我々の研究室では、「人間がコンピュータと自然かつ自在にコミュニケーションを取れる環境」のシステム構築を長期目標としている。この環境を親和的情報空間(FICS : Friendly Informative Cyber Space)と呼ぶ。本研究では、この親和的情報空間を構成するエージェント群の中の個人識別エージェントに用いる顔領域の検出、解析を行った。

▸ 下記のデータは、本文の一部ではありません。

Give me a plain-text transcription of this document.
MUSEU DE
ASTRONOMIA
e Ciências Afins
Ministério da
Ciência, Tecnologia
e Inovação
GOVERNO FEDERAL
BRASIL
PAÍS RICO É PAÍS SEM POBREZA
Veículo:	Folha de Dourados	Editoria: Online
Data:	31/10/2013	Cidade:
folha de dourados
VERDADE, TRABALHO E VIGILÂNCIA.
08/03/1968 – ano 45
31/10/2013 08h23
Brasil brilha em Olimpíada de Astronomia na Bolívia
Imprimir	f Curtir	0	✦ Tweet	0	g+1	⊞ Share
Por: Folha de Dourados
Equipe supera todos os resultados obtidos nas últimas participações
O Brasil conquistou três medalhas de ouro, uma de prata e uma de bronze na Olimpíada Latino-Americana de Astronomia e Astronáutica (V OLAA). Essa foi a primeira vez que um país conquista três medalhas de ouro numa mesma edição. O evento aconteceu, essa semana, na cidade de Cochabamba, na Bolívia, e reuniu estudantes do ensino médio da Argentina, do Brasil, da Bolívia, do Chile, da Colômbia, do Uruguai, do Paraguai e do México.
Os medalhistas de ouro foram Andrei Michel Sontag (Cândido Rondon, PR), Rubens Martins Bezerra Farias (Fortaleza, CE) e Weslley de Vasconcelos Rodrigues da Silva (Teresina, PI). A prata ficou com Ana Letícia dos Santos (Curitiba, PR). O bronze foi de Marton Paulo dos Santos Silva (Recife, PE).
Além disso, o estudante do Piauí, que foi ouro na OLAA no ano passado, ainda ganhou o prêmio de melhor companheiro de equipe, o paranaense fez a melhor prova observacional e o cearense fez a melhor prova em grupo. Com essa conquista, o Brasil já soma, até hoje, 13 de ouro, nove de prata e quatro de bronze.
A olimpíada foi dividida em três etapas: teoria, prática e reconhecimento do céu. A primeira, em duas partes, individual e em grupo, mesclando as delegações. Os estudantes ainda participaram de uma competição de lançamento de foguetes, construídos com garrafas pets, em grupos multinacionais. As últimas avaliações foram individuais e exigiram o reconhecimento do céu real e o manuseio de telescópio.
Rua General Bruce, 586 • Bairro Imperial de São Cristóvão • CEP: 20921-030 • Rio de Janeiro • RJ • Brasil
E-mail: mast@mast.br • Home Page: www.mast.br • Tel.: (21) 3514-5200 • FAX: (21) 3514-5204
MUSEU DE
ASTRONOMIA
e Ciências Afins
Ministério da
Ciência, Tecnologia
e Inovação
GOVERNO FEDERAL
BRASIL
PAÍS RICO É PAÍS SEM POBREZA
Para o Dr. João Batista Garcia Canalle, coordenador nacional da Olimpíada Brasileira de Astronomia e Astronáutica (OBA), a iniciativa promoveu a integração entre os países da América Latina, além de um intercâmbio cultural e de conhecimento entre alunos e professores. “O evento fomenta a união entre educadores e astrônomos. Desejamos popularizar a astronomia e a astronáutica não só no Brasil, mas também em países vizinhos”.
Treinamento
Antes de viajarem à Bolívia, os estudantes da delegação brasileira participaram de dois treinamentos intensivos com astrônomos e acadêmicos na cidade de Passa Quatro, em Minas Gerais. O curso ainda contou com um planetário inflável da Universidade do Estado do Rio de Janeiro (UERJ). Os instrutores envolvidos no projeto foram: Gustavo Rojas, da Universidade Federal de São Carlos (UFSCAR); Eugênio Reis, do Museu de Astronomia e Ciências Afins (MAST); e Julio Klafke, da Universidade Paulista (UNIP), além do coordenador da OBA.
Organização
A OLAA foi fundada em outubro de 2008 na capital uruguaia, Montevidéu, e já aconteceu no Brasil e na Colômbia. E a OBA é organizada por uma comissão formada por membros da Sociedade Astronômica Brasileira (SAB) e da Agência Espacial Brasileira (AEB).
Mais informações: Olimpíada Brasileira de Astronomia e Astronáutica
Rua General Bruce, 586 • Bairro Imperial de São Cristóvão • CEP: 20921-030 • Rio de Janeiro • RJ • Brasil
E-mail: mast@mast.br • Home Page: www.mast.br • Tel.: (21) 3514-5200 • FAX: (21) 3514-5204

現在において、人物を特定する場合の多くは、カメラの前に静止するなど、人物が何らかの拘束的条件を満たしている事が前提とされている。一方、本研究では、非拘束的に人物を特定することを最優先とし、人物特定において最も重要な顔領域の検出を行い、個人識別エージェントへ適用すべく、顔向きの判別までを行った。

2.顔領域検出及び顔向き判別の流れ

本研究における全体の処理の流れを以下に示した。

3.顔領域の検出

まず、Prewittフィルタを用いたエッジ検出を行い、現在画像及び背景画像の輪郭抽出を行った。次に、背景のエッジを除去し人物の輪郭のみを残すため、現在画像のエッジと背景画像のエッジを用いて差分を行い、その値の絶対値を取ったものを処理画像とした。処理画像と、その明度ヒストグラムを図1に示す。次に数式処理を用いた頭上部のマスクを作成し、処理画像とのパターンマッチングによる顔領域の切り出しを行った。なお、マスク画像は人物の移動などにより顔領域の大きさが変化する場合も考え、人物の位置に応じて変化する可変マスクを使用した。マスクとの当てはめにより、頭上部の抽出を行った結果を図1中の四角形で示す。パターンマッチングにより切り出しを行った画像を時系列的に並べたものを図2に示す。


図1 処理画像及び明度ヒストグラム


図2 切り出し画像

4.顔向き判別

処理画像の明度ヒストグラムを用いて向き判別を行った。『Front』,『Side』,『Back』のうちのいずれかの条件を満たせばそれを表示し、いずれの条件にも当てはまらない場合は『Else』を表示した。なお、向きを判別する際の条件は表1に示した。

表1 顔向き判別に用いた条件と判別率
向き 条件 判別率
Front 黒(髪の色)を少し含み肌色を多く含む 89%
Side 黒、肌色を同程度含む 40%
Back 黒を多く含む 85%
Else それ以外 50%

5.結論

本研究で処理画像による顔領域の検出、及び処理画像の明度ヒストグラムによる顔向き判別が有効であることを示した。この結果より、本研究で開発したシステムは、個人識別エージェントのプロトタイプとして有効であることが実証されたと考える。